平口幸枝:最後の“メッセージ”




窓近くのピンクのばらが
のき高く咲き
美しくせっかく咲いたのに
どうしてスケッチしてくれないの
と云っているようだ
ゴメンゴメン
明日こそ朝早くから
スケッチしようと思ふことは
気持ときめかして
云ってみるのだけれど
どうなることか
美しく咲いてくれた
ピンクのばらさん
ごめんネ
明日は元気になろう!!


(幸枝ノート 2002.6.1)
解 題


2002年1月15日以降の在宅療養中、心筋梗塞の治療薬の影響もあってか、創作意欲をすっかりなくしていたのだが、暖かい季節に向うにつれ、介護の効果も徐々にあがってきた。6月に入って、介護ヘルパーが庭のバラを一枝とって卓上の花瓶にいけたところ、これを勢いよくスケッチし始めた。これはよい兆候と喜んだ二男がユリの花をいけるとこれもすぐにスケッチ、長女がいけたドクダミの花もスケッチ、それではとさらに二男が追加したストケシアやアジサイ、いただき物のサクランボもたちどころにスケッチ、それらを組み合わせた絵も描き、みるみるうちにスケッチブックは花々でうめられて二冊を数えるまでになった。
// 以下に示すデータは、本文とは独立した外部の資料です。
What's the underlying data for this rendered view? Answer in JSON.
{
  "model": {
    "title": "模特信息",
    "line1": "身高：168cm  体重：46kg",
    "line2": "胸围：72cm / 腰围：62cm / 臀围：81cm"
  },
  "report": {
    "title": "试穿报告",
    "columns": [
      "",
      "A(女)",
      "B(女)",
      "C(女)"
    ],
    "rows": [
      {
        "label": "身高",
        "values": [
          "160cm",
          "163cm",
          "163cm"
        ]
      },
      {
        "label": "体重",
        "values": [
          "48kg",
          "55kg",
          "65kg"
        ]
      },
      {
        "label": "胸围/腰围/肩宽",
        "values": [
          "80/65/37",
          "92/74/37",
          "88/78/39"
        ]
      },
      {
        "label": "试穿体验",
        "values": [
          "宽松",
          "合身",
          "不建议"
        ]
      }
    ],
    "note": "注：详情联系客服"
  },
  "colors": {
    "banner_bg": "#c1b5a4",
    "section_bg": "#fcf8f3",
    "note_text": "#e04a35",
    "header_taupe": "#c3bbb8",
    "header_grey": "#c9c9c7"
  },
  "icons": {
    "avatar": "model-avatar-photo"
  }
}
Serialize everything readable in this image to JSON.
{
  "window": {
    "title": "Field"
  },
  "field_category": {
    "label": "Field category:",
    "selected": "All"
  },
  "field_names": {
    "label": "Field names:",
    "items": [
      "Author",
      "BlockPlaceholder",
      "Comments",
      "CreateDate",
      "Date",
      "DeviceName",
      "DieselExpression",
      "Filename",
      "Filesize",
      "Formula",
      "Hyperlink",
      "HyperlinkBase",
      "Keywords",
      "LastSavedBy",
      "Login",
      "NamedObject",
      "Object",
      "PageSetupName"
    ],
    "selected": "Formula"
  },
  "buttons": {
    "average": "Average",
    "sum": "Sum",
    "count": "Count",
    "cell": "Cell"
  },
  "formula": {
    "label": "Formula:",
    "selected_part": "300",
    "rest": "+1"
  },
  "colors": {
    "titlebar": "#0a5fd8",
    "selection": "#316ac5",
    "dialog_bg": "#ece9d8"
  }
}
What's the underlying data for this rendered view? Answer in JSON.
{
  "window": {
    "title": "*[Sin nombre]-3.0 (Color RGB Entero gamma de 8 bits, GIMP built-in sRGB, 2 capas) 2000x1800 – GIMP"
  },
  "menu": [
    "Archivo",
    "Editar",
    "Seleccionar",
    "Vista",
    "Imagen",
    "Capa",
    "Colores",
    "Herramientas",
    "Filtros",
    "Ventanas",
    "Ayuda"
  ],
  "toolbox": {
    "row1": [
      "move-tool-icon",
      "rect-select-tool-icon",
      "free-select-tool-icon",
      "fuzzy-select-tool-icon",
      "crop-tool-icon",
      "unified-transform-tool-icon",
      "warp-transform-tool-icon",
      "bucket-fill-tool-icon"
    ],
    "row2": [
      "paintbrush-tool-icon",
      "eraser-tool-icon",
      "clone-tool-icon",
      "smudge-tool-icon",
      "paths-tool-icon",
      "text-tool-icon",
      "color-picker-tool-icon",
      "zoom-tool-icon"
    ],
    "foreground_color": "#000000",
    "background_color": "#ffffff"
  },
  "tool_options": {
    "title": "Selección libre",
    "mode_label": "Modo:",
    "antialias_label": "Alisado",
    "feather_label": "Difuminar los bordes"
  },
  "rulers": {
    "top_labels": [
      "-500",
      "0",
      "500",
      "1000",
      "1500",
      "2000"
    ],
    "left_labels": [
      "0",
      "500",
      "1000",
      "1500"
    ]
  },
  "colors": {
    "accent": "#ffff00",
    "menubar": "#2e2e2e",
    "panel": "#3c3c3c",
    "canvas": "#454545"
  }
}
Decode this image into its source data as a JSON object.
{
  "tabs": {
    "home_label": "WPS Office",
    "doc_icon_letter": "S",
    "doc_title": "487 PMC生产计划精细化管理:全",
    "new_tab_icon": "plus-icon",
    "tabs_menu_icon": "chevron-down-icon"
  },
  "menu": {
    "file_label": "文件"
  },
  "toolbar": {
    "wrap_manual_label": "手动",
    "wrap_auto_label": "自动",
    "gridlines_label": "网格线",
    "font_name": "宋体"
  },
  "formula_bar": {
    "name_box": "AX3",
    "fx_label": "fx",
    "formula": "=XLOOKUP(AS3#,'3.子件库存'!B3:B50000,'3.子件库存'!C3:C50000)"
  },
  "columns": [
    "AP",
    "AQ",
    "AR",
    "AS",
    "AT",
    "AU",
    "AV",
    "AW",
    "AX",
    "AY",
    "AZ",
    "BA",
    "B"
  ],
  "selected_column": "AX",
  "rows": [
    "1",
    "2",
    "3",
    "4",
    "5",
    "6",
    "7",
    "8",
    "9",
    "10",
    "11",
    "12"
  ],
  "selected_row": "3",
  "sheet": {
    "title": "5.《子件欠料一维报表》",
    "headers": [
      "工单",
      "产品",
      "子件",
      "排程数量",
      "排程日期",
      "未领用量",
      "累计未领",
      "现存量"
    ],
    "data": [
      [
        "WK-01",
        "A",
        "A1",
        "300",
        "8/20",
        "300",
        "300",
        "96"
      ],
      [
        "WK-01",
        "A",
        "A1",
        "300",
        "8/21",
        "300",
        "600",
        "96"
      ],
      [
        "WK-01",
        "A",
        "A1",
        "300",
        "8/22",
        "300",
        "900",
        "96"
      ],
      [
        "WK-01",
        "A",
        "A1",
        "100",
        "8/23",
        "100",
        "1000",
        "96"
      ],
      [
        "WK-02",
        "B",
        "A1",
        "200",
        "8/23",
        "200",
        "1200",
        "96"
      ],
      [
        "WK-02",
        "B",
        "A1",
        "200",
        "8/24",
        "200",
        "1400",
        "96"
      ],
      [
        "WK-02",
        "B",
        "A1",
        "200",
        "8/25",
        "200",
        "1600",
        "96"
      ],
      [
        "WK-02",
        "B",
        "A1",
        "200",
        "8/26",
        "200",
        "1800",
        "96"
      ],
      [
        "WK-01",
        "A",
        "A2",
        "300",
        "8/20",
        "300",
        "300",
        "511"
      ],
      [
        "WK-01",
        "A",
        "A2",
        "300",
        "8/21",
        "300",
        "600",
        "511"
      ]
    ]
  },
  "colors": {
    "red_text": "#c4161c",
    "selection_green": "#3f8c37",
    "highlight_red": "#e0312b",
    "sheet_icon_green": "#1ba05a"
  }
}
母は便をしたくなってトイレに行っても出ないということが度々あったので、元気が出てきた頃を見計らって、日頃お世話になっている病院と同じ系列の別病院に検査入院することになった。朝方、同居の二男(私)が病院まで付き添い、若い感じのよい女性看護師に事情をよく説明してから出勤した。午後、病院に様子を見に行った姉から電話があり、母が急性肺炎になって大変な状況だとのことなので、驚いて病院に車で駆けつけた。大腸の検査だけすればよいのに、検査担当の医師が何を勘違いしたのか最初に胃カメラ検査をしようとし、これがうまくいかず、母が検査薬を誤飲して肺炎になったというわけである。この医療過失が原因で、母は1ヶ月近く苦しい闘病生活を余儀なくされ、7月31日に亡くなってしまった。看護師だけでなく、検査を担当する医師に直接会って話をしておけば、こういう医療過失は起きなかっただろう。いまだに悔やまれてならない。

このバラの木は、つつじが丘から小将町の一角に移植され、毎年元気に花をつけている。